When searching for the proverbial needle in the haystack, Rivela’s technology both reduces the size of the ‘haystack’ and uses a ‘biological magnet’ to specifically find the ‘cancer needle’.
This combined approach delivers the best clinical performance without the need for expensive and complex Next-Generation Sequencing laboratories.
Step 1 – Start with the Best Sample
We start with optimized, proprietary methods to efficiently separate the plasma fraction of the blood sample that contains exosomes.
This step ensures sample-to-sample reproducibility and exosome integrity and also enables sensitive downstream analysis by reducing blood components that may interfere with the test.
Step 2 – Make the Search Easier
We then specifically enrich for tumour-derived exosomes resulting in a cleaner, concentrated sample, less prone to interference from other blood constituents. This enrichment, which is not feasible in other liquid biopsy approaches, ensures that the downstream analytical testing can be achieved using standard laboratory immunoassay and qPCR equipment and processes.

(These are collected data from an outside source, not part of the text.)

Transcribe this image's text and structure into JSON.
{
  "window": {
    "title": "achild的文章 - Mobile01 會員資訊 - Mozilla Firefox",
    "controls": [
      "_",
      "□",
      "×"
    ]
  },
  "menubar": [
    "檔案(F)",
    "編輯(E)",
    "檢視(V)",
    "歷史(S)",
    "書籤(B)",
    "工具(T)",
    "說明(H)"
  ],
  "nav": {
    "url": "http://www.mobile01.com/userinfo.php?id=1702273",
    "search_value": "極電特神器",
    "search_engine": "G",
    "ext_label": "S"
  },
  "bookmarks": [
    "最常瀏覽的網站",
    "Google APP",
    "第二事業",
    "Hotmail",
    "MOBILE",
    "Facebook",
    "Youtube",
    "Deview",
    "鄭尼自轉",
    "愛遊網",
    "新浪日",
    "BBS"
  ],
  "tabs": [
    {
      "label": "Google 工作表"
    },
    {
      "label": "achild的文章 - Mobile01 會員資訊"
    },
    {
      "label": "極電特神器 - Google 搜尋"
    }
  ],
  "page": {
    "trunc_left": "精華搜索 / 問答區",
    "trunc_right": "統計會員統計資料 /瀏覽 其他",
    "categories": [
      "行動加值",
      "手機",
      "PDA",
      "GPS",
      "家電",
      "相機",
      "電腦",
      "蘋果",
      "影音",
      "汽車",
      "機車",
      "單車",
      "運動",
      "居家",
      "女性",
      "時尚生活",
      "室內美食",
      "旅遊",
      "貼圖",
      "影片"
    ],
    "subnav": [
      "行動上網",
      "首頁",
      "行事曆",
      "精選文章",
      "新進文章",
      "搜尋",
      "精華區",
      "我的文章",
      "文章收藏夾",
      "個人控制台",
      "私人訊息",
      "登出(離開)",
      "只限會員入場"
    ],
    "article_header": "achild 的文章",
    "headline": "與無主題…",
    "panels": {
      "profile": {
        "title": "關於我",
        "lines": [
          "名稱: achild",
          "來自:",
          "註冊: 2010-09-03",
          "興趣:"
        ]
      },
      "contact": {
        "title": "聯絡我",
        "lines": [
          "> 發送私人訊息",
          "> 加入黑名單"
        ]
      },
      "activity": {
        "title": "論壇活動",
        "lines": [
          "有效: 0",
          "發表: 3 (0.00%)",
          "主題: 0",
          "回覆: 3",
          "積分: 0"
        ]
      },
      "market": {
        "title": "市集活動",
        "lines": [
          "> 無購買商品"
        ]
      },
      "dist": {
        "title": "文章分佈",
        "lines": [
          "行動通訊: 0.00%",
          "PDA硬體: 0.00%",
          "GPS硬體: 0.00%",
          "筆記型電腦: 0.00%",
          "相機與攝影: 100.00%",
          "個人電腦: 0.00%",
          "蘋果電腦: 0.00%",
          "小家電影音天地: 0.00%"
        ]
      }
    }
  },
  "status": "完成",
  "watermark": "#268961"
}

Step 3 – Measure the Right Thing
Rivela then analyses the enriched sample using proprietary markers that are indicative of ALL cancers, based on well-defined ‘hallmarks of cancer’ – biological changes that all cells undergo to become cancerous. This analysis uses both molecular and proteomics signatures, increasing the performance of the final result
How Rivela's approach to multi-cancer screening is positioned vs competitors
Since the initial concept of liquid biopsy as an alternative, non-invasive replacement for traditional tissue biopsy was proposed, the leading approaches to early tumour detection via liquid biopsy have been based on the analysis of circulating tumor DNA (ctDNA)
Rivela’s focus on using exosomes as the vehicles for universal cancer biomarkers significantly out-performs these approaches because,
1. Exosomes are produced and detectable at the earliest stages of tumor establishment, unlike ctDNA
2. Tumor-derived exosomes can be enriched, thereby reducing the considerable analytical sensitivity challenge faced by ctDNA methods
3. Exosomes carry different classes of analyte – nucleic acid, proteins, small molecular metabolites – permitting a broad spectrum diagnostic approach to identifying cancer compared to a reliance on nucleic acids only
These features lead to superior clinical performance compared to ctDNA-based competitors.